Driving the Pilot is an effortless endeavour. The electric power-assisted rack-and-pinion steering offers sharp response for a car this size and has real road feel. It drives like it is lower than 1.7-metre height suggests, and it is far more similar to a traditional minivan than a typical three-row SUV. In the parking lot though, it is evident that the car is nearly five metres long, and you will be thankful that the Pilot is equipped with an excellent multi-angle rearview camera as well as front and rear parking sensors.
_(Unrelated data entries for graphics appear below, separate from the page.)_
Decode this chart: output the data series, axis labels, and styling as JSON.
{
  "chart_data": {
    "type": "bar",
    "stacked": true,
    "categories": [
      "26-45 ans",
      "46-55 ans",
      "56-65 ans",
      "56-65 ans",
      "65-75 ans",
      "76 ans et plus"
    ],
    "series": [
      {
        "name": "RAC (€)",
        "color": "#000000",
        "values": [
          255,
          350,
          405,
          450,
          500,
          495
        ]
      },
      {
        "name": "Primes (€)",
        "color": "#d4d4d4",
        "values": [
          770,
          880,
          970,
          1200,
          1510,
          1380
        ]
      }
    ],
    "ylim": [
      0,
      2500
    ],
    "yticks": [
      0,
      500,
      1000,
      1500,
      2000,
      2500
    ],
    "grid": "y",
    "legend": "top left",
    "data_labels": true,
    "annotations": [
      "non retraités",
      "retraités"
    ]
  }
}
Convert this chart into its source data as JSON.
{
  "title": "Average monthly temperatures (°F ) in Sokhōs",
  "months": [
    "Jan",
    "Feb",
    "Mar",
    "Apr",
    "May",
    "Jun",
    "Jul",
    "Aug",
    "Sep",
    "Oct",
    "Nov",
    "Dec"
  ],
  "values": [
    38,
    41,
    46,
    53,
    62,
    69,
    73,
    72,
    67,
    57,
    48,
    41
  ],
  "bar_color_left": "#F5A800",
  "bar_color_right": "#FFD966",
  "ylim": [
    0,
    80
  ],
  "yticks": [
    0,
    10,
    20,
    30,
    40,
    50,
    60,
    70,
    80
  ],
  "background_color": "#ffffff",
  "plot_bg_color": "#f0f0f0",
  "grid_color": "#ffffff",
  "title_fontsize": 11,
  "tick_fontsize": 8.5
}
Fuel economy is rated at 12.4L/100km in the city, 9.3L/100km on the highway, and 11L/100km combined. Our weeklong test consisted of city commutes only, and I observed an average of 13L/100km. This figure is slightly higher than some of its peers in the segment that are powered by turbocharged four-cylinder engines, a worthy premium in my opinion for the linear power band and smooth delivery. It is also added value that the Pilot does not require premium fuel in its 73.8 litre fuel tank.
The interior layout of the Honda Pilot follows the typical Honda simple design and emphasizes Honda’s focus on practicality. There is an oversized centre storage console, plenty of storage trays and pockets inside the cabin, and Honda has graciously littered the interior space with countless cupholders. The interior space feels bright and roomy with the panoramic moonroof and an abundance of head and legroom. Third row legroom is often a shortfall with 3-row SUVs but I find the Pilot to be comfortable enough for adults even for longer journeys. Cargo volume behind the second row is rated at 1,557L, and is rated at 510L with the third row up.
The Pilot Touring comes with a full suite of comfort and convenience features, right on par with the competition. Equipment includes leather seats and both of the front seats are power-adjustable, heated, and ventilated. The second-row captain’s chairs are heated as well and rear passengers will enjoy an entertainment system with nine-inch display, integrated remote control with wireless headsets with personal surround sound. The Touring also distinguishes itself with a 540W premium audio system with 10-speakers including subwoofer and surround sound, rather than a 225W seven-speaker system in other trims.
You can navigate the Pilot’s infotainment system using the colour touchscreen in the dashboard. The graphics are vivid and touch response is precise, however I always prefer an infotainment system that is controlled by rotary dial rather than touch screen to avoid distractions on the road. Honda has listened to customer feedback and they will be bringing back the all-important volume knob in the 2019 Pilot. Apple CarPlay and Android Auto connectivity is supported and the Touring model comes with navigation for those who do not want to use their mobile phone to find their way around.
The Honda Sensing safety system is standard for the Touring trim. Our test vehicle was equipped with Collision Mitigation Braking, Forward Collision Warning, Lane Departure Warning, and Road Departure Mitigation systems, as well as side curtain airbags for all three rows.
The 2018 Honda Pilot starts at $40,590, and the Pilot Touring starts at $51,990. It slots itself in between some of its newer competition such as the Subaru Ascent Premier ($49,995) and Volkswagen Atlas Execline ($53,440). Comparing the Pilot to the Ascent and the Atlas, it is still a capable SUV but does start to feel long in the tooth. It will be interesting to see how the refreshed 2019 Honda Pilot measures up with a much-needed update to the transmission, infotainment, and rear entertainment system.